Could've been called Rotch:

The original settlement of Kendal was founded in 1812 by Thomas Rotch, a Quaker originally of New Bedford, Massachusetts, and Hartford, Connecticut. James Duncan of New Hampshire first settled in Kendal before recording the plot for Massillon on December 6, 1826. Duncan, known as the city's founder, named the town after Jean Baptiste Massillon, a French Catholic bishop, at the request of his wife.

Let's take a look.

The building had a different facade, obviously.

And then it had a different storefront after that. Next door:

The steelworkers local office.

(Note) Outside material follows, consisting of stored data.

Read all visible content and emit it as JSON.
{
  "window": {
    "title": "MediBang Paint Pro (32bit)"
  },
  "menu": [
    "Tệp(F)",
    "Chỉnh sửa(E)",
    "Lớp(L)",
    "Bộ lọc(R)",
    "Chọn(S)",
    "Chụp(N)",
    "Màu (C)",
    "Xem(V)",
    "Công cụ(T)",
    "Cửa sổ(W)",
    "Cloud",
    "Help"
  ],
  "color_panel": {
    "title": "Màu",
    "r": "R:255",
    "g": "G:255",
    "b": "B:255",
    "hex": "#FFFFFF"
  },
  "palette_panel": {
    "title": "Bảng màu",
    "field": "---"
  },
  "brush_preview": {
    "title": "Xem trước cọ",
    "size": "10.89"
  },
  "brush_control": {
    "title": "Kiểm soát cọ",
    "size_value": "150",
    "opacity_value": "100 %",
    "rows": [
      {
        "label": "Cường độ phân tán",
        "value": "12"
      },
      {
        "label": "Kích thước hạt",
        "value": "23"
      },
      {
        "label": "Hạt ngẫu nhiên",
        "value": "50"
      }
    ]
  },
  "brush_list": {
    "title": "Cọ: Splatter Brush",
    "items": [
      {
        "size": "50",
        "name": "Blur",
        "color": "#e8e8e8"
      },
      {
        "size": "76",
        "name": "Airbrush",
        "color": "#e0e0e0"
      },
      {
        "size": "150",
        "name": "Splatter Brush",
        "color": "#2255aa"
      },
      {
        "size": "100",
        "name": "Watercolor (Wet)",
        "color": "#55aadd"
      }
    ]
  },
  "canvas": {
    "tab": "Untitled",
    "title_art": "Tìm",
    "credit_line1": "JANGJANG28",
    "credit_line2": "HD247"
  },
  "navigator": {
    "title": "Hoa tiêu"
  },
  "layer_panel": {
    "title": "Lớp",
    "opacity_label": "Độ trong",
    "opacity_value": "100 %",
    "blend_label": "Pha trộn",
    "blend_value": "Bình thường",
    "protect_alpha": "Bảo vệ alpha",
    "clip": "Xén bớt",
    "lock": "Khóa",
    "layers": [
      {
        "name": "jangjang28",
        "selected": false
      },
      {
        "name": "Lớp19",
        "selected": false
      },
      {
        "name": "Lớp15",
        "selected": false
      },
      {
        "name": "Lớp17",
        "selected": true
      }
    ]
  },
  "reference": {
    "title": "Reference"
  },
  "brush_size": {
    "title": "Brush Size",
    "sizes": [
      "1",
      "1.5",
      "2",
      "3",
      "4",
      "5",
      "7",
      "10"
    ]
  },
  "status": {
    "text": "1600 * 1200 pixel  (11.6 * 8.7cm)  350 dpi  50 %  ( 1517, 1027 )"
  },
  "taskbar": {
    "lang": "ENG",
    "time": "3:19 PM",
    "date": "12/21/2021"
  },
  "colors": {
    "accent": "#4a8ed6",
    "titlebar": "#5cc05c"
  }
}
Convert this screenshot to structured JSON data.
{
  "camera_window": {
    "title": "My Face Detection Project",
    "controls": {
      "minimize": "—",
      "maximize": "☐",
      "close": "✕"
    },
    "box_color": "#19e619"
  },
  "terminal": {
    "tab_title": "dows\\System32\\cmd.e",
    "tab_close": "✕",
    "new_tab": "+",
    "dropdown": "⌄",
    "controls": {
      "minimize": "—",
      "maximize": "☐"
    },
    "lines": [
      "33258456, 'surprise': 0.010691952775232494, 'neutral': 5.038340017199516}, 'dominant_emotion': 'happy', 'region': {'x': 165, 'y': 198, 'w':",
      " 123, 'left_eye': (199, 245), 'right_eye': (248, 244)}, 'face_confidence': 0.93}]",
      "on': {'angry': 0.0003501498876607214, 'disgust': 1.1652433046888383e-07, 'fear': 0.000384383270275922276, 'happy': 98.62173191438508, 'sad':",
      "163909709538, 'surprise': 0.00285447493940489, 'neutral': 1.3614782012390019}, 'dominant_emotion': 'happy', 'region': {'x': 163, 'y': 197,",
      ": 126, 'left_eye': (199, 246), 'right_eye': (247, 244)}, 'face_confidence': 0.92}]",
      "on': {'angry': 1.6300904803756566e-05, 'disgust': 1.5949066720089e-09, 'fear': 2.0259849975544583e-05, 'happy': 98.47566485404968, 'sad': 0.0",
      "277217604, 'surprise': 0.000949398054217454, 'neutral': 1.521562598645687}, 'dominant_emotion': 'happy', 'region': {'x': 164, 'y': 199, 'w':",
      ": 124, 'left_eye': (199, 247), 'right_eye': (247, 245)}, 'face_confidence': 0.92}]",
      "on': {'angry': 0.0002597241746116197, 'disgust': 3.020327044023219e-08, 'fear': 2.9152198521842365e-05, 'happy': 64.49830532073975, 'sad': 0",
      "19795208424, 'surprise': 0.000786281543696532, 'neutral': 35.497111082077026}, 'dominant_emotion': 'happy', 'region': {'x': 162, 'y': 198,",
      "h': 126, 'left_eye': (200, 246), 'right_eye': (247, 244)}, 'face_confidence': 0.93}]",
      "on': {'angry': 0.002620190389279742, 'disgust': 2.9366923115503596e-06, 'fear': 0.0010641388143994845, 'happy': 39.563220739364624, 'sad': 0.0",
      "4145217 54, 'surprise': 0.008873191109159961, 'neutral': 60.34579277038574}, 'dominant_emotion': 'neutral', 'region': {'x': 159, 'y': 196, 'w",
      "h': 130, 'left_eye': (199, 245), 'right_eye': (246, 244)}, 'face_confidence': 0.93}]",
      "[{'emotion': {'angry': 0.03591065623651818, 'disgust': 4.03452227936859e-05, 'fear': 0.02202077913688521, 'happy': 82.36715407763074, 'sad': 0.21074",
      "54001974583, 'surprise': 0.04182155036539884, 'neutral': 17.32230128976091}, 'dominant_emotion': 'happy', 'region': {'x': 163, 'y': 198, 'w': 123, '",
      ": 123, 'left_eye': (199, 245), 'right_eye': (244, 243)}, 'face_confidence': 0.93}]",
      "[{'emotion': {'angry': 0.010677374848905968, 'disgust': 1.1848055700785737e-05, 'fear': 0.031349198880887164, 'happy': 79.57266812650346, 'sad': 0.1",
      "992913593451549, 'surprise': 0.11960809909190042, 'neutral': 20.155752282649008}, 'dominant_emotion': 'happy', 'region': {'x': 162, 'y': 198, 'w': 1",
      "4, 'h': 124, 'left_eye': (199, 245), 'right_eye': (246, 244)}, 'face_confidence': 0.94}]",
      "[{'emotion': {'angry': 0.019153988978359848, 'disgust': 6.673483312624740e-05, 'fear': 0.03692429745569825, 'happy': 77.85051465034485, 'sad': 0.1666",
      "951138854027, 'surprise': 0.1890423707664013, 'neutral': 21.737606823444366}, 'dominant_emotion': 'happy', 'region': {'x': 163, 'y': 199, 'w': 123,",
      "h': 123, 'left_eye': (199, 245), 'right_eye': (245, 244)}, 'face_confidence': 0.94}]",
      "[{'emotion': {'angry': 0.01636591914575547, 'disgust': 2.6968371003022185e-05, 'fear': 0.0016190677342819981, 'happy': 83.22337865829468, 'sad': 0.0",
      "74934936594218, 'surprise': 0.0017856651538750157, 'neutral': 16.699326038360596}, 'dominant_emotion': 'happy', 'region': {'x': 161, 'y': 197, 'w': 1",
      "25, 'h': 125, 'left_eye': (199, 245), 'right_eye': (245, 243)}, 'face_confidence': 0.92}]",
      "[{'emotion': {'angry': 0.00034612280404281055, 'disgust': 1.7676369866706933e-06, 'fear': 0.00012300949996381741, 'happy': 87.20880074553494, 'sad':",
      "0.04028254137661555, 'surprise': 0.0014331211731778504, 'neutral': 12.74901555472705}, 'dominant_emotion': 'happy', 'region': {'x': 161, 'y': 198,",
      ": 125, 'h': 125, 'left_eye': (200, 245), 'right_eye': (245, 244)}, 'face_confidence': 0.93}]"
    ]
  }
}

Doesn’t look as if the dues are just flowing in like hot molten iron.

Interesting structure, and you know why:

It’s those three arches on the side street.

Well, this is the outskirts. Let’s head a little closer to the city center.

Strange, brusque building.

Seems like it was always so. It was born to be forbidding. What was on top, now stripped, is a mystery.

This a sin, and a strange thing indeed.

It appears that the front of the building was set back from the main street, and no one with any sense of beauty stuck a huge warehouse in front of it.

Let’s go around the back.

But what was it?

McClain Grocery.

A wholesale grocery had operated on Erie Street S since the 1830s under several different owners until it was acquired by three proprietors, including Charles Leslie McLain in 1883. Quick to grow, the C.L. McLain Company opened its new warehouse in 1895 on Erie Street S in the city’s first building constructed of steel and brick.

Absorbed, finally, in 1981 by a bigger firm.

Looks like retail, no? It could be some industrial building that gave the workers lots of light. Too bright for an office building. Let’s zoom in on that name.

Okay, it's a store.

 

Furniture, if you're wondering.

It’s as if time made them knit together.

The most interesting block yet. It feels like a big city here.

Let’s go around the corner to see what the front of that tall building looks like.

A simple lovely classical addition, a sign: the town has arrived.

 

Across the street:

McClymond’s:

Epxensive-looking place.

The iconic, massive building was constructed by J. Walter McClymonds to house Merchants National Bank in 1909 at 14 Lincoln Way W. It was the fist high-rise structure in the city.

McClymonds was a prominent businessman in Massillon at the turn of the century. The building was designed by architect Herman J. Albrecht, who also designed the city’s former post office at Federal Avenue and First Street.

Abandoned and trashed, but a renovation began a few years ago.

This you might not think had any particular history.

But . . .

You have to respect the people who owned the building later, and left the name intact. It adds something to a downtown.

It’s quite the eclectic assortment.

An old facade - not original, of course.

A sign of the glamorous age when storefronts were swathed in black mirror.

You can tell they had a downtown rebirth movement, with brick planters.

They look dated almost as soon as they're done.

The yellow building is giving me all sorts of confusion.

 

It’s the fourth possessive name so far:

As standard an office structure as they come, but a sign of better times.

You’ll note the absence of anything new downtown.

The aforementioned Post Office.

Something big was here, you can tell. And you can tell it’s not here anymore.